LLM Training & Alignment

Creating a modern AI assistant like ChatGPT or Gemini is not a single-step process. It requires taking raw, chaotic web data and refining it through multiple training stages. The journey from raw math to a helpful assistant is divided into three major milestones: Pre-training, Supervised Fine-Tuning (SFT), and Alignment.

Phase 1: Pre-training (Creating the "Base Model")

The foundation of any LLM is the pre-trained base model. During this stage, the model is fed petabytes of raw text from books, articles, code repositories, and web pages. The training objective is simple: predict the next word (token) in a sentence.

For example, given the text:

"The cat sat on the..."

The model calculates probability distributions over its entire vocabulary and predicts "mat" (or "sofa", "bed", etc.). By repeating this trillions of times across vast supercomputer clusters, the model builds a rich internal map of language, grammar, reasoning patterns, and encyclopedic facts. However, a base model is not an assistant; it is a text completer. If you ask a base model "Write a recipe for chocolate cake," it might reply with a second question: "And write a recipe for apple pie," because it is mimicking lists of recipes found on the internet.

Phase 2: Supervised Fine-Tuning (Creating the "Instruct Model")

To turn a text completer into an interactive assistant, engineers perform Supervised Fine-Tuning (SFT). In this phase, the base model is trained on a curated dataset of high-quality conversational prompts and responses, written by human experts.

A typical training sample looks like:

Prompt: Explain photosynthesis in one sentence.
Response: Photosynthesis is the process by which plants use sunlight, water, and carbon dioxide to create oxygen and energy in the form of sugar.

By training on tens of thousands of these conversational examples, the model learns the "instruct" behavior: it recognizes when it is being asked a question and understands that it must respond with helpful answers, adopting a conversational and polite tone.

Phase 3: Alignment (RLHF and DPO)

Even after SFT, a model can still produce toxic, biased, incorrect, or unhelpful output. SFT only teaches the model to imitate the training dialogues. To ensure the model is helpful, honest, and harmless, engineers "align" it with human preferences using two primary techniques:

1. Reinforcement Learning from Human Feedback (RLHF)

RLHF works by using a grading system. The process involves three steps:

• Generate Options: The model generates multiple candidate answers to a prompt.
• Train a Reward Model: Human evaluators rate these candidate answers from best to worst. A separate neural network—the Reward Model—is trained to predict what score a human would give to any given response.
• Reinforce: Using an RL algorithm (typically PPO), the LLM's parameters are updated to maximize the score predicted by the Reward Model. Responses that humans like are rewarded, and disliked responses are penalized.
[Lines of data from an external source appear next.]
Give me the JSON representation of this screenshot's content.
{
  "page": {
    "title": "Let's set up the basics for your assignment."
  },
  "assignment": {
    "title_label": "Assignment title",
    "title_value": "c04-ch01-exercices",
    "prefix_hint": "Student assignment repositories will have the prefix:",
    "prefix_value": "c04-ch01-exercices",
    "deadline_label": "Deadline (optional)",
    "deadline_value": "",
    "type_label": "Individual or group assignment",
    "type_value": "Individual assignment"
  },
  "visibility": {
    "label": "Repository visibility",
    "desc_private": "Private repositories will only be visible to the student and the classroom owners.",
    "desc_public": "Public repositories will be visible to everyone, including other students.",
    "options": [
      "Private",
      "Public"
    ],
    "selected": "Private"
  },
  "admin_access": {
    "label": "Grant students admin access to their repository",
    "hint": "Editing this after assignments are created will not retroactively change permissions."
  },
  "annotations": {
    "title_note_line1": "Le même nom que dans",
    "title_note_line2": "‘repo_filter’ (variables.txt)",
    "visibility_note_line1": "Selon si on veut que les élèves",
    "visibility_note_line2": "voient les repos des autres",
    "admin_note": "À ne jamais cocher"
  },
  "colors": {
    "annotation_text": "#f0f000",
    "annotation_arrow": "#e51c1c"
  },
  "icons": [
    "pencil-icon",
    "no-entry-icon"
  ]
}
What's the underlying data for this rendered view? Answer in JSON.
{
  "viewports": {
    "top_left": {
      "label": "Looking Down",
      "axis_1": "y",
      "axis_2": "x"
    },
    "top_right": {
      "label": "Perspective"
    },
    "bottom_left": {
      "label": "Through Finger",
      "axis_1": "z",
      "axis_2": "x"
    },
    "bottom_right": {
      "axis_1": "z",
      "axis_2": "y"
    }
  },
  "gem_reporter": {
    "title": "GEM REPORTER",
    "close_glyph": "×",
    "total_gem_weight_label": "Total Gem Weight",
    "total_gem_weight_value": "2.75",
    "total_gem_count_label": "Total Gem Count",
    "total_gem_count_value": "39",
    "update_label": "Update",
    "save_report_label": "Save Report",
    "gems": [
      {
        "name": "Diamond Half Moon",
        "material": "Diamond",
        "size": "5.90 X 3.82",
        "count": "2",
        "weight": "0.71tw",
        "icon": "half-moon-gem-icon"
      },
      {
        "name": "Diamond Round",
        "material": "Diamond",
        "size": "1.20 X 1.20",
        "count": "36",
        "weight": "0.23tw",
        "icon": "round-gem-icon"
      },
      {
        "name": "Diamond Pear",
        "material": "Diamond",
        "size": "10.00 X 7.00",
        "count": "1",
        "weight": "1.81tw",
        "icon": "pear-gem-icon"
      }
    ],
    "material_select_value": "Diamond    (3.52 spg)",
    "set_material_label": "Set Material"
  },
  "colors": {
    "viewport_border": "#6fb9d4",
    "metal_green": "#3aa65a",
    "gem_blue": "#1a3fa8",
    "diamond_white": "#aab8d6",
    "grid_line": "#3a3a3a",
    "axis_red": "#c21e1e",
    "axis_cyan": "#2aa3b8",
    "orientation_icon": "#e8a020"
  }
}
2. Direct Preference Optimization (DPO)

While RLHF is highly effective, it is notoriously unstable, expensive, and complex to train because it requires maintaining multiple models simultaneously (the LLM, the Reward Model, and reference models).

In 2023, researchers introduced Direct Preference Optimization (DPO). DPO bypasses the reward model entirely. It mathematically proves that you can optimize the LLM policy directly using a dataset of paired choices: a prompt, a preferred (chosen) response, and a disliked (rejected) response. DPO adjusts the weights so that the probability of the chosen response increases relative to the rejected response, creating a much simpler, faster, and more stable alignment loop.